Los combatientes: intelectuales, poder y violencia

Los intentos por negociar la paz entre el Estado colombiano y los grupos insurgentes datan desde la creación de la primera Comisión de Paz, a finales del gobierno de Julio César Turbay (Pizarro Leongómez 2017, 67), y han marcado la historia reciente del país, incluso más que la guerra (Giraldo Ramírez 2018). En idas y vueltas, se desmovilizaron las guerrillas del M-19, el EPL, el movimiento Quintín Lame y las FARC.

Pero como la paz no sólo requiere DDR (desarme, desmovilización y reinserción), la CHCV puso sobre la mesa las ideas que explican nuestro destino. Y al hacerlo, demandó el concurso de un grupo de intelectuales colombianos para la interpretación y explicación del conflicto armado poniendo, de este modo, en la misma mesa, el asunto de la responsabilidad. Los antecedentes institucionales de la CHCV se remontan hasta la Comisión Nacional Investigadora de las Causas y Situaciones Presentes de la Violencia, de 1958, y pasaron por la II Comisión de Estudios sobre la Violencia, de 1987, y el Grupo de Memoria Histórica, de 2011 (Jaramillo 2011a; Jaramillo 2011b), lo que la situaba en una tradición de aprendizaje acumulado.

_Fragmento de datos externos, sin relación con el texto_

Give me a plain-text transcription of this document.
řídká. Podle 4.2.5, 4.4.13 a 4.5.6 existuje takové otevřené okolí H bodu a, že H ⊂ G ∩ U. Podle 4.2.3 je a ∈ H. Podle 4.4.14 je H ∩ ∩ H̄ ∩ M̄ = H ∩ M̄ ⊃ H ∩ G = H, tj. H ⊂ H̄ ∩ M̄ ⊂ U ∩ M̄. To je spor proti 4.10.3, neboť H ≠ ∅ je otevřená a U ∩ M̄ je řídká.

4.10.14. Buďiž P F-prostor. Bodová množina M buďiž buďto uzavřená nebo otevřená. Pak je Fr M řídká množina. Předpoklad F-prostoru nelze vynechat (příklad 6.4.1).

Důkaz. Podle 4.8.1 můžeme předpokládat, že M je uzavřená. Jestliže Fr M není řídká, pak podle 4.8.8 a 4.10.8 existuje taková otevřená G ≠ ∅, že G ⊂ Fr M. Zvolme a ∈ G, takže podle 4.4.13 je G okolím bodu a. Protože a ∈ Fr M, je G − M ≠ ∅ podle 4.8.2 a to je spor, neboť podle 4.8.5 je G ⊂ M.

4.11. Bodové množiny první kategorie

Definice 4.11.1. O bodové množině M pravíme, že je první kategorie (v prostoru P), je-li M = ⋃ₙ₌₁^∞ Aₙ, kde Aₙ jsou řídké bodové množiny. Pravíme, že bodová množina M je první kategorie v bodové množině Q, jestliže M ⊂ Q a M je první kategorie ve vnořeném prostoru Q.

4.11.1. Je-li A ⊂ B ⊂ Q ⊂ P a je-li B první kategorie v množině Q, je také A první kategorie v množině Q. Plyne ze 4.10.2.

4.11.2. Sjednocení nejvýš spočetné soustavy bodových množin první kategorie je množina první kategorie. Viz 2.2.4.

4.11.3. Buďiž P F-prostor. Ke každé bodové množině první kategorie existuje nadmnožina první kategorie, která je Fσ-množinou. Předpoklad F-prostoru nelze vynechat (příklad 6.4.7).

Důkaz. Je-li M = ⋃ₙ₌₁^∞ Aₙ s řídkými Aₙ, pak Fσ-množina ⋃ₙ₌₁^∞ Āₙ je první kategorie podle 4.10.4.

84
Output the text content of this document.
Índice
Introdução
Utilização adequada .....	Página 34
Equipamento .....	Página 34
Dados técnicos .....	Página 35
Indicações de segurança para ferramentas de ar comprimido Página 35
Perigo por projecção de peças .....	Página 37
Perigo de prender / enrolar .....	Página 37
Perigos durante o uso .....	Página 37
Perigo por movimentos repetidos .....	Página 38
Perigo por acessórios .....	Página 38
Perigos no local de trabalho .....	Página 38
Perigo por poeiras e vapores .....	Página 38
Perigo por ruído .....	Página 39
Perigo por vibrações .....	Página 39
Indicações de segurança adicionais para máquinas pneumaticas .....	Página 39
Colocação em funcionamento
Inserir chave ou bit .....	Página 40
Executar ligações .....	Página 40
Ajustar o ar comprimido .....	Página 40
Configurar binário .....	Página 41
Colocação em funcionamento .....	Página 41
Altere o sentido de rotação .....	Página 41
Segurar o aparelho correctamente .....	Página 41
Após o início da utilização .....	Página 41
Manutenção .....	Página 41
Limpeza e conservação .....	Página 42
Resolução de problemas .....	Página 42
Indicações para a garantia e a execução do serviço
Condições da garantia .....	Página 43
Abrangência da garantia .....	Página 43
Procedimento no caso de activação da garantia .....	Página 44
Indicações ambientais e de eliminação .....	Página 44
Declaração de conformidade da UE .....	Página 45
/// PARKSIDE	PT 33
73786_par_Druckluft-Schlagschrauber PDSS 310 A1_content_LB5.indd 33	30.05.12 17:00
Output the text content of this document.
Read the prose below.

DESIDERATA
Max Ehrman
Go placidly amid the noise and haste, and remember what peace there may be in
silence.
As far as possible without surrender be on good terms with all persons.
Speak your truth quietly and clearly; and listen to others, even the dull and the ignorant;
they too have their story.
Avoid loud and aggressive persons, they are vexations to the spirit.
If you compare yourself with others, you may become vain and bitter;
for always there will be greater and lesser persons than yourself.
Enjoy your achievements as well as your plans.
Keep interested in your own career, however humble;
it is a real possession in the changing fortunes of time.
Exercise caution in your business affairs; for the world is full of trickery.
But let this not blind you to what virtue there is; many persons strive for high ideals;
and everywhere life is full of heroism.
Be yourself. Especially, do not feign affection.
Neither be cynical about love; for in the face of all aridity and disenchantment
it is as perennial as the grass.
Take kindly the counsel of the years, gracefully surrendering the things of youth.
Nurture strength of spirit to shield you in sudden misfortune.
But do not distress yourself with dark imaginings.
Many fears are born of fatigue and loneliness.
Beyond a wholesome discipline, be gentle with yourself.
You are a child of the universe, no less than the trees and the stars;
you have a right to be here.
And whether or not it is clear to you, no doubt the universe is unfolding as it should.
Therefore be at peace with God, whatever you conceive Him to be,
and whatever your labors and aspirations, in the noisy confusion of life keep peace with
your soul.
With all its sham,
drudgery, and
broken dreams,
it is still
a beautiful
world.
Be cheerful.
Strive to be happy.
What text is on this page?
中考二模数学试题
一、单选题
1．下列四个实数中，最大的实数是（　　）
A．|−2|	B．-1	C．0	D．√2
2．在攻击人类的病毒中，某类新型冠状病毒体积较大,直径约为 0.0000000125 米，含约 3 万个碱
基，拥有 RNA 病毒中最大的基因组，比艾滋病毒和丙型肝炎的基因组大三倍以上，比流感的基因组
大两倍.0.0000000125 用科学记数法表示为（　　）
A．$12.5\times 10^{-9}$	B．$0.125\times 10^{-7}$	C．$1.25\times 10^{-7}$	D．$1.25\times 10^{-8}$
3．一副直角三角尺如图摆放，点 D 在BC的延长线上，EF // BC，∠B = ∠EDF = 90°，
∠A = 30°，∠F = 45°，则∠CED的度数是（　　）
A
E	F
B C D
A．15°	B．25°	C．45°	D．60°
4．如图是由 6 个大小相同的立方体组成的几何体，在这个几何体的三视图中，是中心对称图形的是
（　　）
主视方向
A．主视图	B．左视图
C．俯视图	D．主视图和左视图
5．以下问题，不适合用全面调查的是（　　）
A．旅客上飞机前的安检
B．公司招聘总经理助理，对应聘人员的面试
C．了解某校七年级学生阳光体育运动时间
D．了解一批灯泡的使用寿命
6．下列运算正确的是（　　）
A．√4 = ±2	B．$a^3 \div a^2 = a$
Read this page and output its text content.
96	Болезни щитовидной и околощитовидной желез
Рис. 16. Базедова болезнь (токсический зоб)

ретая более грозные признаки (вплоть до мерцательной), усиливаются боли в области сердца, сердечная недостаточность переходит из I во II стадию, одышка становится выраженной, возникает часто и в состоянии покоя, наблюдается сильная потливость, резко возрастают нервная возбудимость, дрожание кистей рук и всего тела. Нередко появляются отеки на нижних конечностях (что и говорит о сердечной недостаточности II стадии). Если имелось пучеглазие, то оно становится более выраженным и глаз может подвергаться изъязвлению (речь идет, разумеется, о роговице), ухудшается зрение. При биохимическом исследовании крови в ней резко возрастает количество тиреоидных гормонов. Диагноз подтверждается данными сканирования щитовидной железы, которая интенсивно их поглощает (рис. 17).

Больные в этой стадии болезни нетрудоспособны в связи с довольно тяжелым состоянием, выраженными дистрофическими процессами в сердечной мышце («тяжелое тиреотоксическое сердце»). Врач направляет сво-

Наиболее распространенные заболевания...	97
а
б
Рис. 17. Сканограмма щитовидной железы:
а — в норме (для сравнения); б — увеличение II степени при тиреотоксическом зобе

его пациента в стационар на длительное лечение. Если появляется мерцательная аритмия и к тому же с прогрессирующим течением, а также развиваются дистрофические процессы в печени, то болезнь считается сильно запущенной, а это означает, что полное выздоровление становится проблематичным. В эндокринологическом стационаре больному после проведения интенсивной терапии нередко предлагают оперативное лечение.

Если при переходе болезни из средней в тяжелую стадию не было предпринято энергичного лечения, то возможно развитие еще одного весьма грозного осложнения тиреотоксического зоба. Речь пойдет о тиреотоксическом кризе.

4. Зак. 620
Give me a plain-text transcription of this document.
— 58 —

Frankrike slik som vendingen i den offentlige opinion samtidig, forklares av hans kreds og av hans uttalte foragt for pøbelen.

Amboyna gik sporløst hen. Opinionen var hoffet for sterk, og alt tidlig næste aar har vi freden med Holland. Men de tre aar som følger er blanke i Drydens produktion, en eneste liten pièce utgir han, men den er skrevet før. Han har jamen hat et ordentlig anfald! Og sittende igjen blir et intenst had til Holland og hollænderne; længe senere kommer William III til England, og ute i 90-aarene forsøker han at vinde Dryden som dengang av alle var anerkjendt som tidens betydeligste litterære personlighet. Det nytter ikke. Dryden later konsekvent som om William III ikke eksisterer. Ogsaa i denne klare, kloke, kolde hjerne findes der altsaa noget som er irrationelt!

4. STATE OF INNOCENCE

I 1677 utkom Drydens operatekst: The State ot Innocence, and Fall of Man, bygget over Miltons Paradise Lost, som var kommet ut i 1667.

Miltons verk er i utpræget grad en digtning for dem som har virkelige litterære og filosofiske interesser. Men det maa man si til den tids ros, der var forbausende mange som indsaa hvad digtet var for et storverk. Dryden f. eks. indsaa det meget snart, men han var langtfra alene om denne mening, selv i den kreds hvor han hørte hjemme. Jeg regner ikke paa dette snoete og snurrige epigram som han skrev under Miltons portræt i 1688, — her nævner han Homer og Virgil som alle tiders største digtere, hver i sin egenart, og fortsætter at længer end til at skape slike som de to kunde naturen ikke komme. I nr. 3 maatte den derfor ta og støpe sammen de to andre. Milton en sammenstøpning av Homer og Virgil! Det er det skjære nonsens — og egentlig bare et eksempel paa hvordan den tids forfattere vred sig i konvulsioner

Tales iniciativas hermenéuticas ubican a los intelectuales en la primera línea de la batalla por las narrativas sobre el pasado de la nación, pues en ellos recae la responsabilidad de la interpretación y la comprensión del público de las causas y los efectos de las violencias padecidas durante décadas. Esta batalla por las narrativas del conflicto armado enfrentó, a grandes rasgos, y acaso sin proponérselo, a dos grupos: los reformistas y los rupturistas. El puente conceptual entre ambos es el papel de la violencia como método político, lo que ha generado dos tendencias propias de cada bando: los reformistas han sido críticos de la violencia, mientras que los rupturistas han explicado su uso desde una perspectiva justificadora de las vías de hecho para la solución de los conflictos. ¿Qué explica que unos y otros asuman compromisos tan dispares?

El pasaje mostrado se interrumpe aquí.